É curioso ver a obra analisando o início da popularização do feminismo, e como seu pragmatismo o fazia enxergar tal movimento, assumindo parte de seus erros, associando-os à lei da semeadura, mas também explorando as contradições do discurso ao afirmar que, sem algum tipo de arrogância, o sujeito é visto como assexuado, e, portanto, insuficiente para a interação erótica.
A acidez do argumento jocoso de Crumb encontra a maior polêmica nas últimas páginas, por tratar de modo muito franco alguns dos perfis de mulheres vistas pelo quadrinista ao longo da vida, sempre analisadas sob um ponto de vista sexualizante. Tais adjetivações não contêm pudor normalmente, e mostram o personagem-autor tentando um revide à rejeição que sofreu em seu passado adolescente.

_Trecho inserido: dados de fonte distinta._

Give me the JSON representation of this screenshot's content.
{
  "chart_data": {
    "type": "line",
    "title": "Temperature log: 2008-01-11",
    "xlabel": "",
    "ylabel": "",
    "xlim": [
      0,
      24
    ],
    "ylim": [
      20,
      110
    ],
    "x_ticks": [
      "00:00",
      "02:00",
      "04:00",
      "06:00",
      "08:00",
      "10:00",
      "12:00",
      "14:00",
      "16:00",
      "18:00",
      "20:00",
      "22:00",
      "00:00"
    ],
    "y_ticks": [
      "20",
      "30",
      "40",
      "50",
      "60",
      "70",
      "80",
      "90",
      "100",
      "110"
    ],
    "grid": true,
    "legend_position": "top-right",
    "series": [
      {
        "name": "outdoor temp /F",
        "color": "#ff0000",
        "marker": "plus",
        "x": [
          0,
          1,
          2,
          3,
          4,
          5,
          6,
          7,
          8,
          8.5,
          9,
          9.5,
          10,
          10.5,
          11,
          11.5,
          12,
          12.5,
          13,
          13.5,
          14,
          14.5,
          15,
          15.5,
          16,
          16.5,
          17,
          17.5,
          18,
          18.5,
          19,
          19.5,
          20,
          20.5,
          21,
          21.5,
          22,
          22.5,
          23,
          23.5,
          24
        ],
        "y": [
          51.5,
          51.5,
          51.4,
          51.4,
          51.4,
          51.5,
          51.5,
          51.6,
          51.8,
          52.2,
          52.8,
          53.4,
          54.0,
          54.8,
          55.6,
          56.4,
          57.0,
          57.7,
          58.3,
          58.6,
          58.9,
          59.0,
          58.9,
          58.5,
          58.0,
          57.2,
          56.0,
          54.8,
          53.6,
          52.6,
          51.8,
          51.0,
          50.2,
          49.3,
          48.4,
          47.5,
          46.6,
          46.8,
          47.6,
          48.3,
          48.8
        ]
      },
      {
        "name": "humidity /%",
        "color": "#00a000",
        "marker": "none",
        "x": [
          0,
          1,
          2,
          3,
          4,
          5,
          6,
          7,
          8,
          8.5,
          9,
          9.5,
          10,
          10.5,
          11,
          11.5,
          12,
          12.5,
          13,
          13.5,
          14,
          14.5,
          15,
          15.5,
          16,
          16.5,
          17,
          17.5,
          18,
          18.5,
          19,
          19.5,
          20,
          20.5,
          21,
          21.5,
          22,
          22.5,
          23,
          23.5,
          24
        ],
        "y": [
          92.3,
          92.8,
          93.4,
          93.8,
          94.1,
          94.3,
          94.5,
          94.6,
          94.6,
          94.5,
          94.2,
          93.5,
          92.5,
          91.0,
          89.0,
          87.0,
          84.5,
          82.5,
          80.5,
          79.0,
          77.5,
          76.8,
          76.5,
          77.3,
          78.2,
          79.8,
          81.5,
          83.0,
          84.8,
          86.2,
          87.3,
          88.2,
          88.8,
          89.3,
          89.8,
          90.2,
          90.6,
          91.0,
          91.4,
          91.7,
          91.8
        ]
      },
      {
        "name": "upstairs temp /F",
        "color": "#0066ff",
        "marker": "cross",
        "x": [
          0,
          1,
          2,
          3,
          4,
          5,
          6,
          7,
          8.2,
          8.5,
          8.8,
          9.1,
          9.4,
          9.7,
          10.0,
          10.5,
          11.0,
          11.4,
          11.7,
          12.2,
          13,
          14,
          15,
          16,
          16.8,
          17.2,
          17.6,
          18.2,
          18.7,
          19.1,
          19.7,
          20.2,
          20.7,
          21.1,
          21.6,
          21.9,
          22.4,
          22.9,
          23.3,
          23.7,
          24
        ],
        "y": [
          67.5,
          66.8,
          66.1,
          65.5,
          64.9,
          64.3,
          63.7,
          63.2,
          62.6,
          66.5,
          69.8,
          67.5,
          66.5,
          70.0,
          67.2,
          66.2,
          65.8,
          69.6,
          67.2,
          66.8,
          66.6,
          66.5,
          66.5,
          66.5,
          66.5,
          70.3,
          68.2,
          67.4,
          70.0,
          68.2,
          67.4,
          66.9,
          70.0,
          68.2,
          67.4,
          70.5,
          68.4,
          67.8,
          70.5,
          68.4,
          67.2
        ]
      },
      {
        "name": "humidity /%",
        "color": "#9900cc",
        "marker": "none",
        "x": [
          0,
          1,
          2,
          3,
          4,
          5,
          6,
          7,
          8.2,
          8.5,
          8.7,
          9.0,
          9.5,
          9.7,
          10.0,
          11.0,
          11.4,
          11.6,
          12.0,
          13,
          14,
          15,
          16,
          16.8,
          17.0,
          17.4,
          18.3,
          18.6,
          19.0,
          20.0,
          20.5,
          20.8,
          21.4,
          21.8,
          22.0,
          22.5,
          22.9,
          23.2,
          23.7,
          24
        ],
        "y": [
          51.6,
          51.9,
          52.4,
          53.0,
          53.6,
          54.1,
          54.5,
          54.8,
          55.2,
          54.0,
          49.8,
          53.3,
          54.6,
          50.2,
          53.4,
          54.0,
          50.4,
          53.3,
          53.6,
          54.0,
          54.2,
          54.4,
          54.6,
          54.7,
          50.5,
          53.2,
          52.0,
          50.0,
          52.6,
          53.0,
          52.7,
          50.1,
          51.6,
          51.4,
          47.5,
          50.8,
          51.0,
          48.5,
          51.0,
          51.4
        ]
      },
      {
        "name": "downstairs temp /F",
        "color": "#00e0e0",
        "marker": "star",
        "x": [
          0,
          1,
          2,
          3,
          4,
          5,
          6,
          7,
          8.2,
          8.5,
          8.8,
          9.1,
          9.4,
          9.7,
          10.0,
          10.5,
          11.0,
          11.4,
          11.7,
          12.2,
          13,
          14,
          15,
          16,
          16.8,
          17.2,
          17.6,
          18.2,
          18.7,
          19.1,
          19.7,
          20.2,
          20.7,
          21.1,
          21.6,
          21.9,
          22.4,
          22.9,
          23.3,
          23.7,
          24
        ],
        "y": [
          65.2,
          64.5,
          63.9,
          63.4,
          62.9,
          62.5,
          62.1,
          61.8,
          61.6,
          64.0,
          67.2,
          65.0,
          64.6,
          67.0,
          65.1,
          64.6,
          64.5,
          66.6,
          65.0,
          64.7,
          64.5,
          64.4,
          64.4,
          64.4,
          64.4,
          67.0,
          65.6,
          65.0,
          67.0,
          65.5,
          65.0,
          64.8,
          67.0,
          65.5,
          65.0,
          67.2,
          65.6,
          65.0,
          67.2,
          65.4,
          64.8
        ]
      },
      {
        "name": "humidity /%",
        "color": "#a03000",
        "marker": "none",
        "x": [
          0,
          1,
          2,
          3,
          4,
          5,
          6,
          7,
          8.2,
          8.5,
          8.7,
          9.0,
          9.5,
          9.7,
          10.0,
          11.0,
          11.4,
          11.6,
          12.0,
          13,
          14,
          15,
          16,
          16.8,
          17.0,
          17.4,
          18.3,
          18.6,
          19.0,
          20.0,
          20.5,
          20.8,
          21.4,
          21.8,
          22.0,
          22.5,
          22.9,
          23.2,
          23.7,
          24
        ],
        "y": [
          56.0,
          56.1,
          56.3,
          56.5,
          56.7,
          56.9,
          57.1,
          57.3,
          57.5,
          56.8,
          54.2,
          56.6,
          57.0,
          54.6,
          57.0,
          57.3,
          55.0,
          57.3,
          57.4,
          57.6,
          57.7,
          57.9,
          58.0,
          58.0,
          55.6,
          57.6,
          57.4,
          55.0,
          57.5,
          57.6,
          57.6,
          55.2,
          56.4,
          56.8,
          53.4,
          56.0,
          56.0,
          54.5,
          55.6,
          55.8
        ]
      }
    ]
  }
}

No quadrinho presente na última página, Robert interage com sua filha e desafia a inocência infantil da menina, sendo rude em uma situação bem boba. A referência ao choro, causado pela frustração com o pai, faz-o associar a situação como uma histeria tipicamente feminina, mostrando que a misoginia do escritor é causada pela falta de conhecimento sobre a mentalidade e psique da mulher. Uma fobia de perder a atenção de mulheres, e explicitando por sua vez a maior vergonha e o maior defeito do artista: a dificuldade de disfarçar sua incapacidade em lidar com seu objeto de adoração. Ao menos, a insegurança é mostrada como a base para a construção ética absolutamente discutível de Crumb, fruto, segundo seus próprios quadrinhos, da visão negativa que nutre de si e reforçada pelo círculo vicioso vivido pelo artista.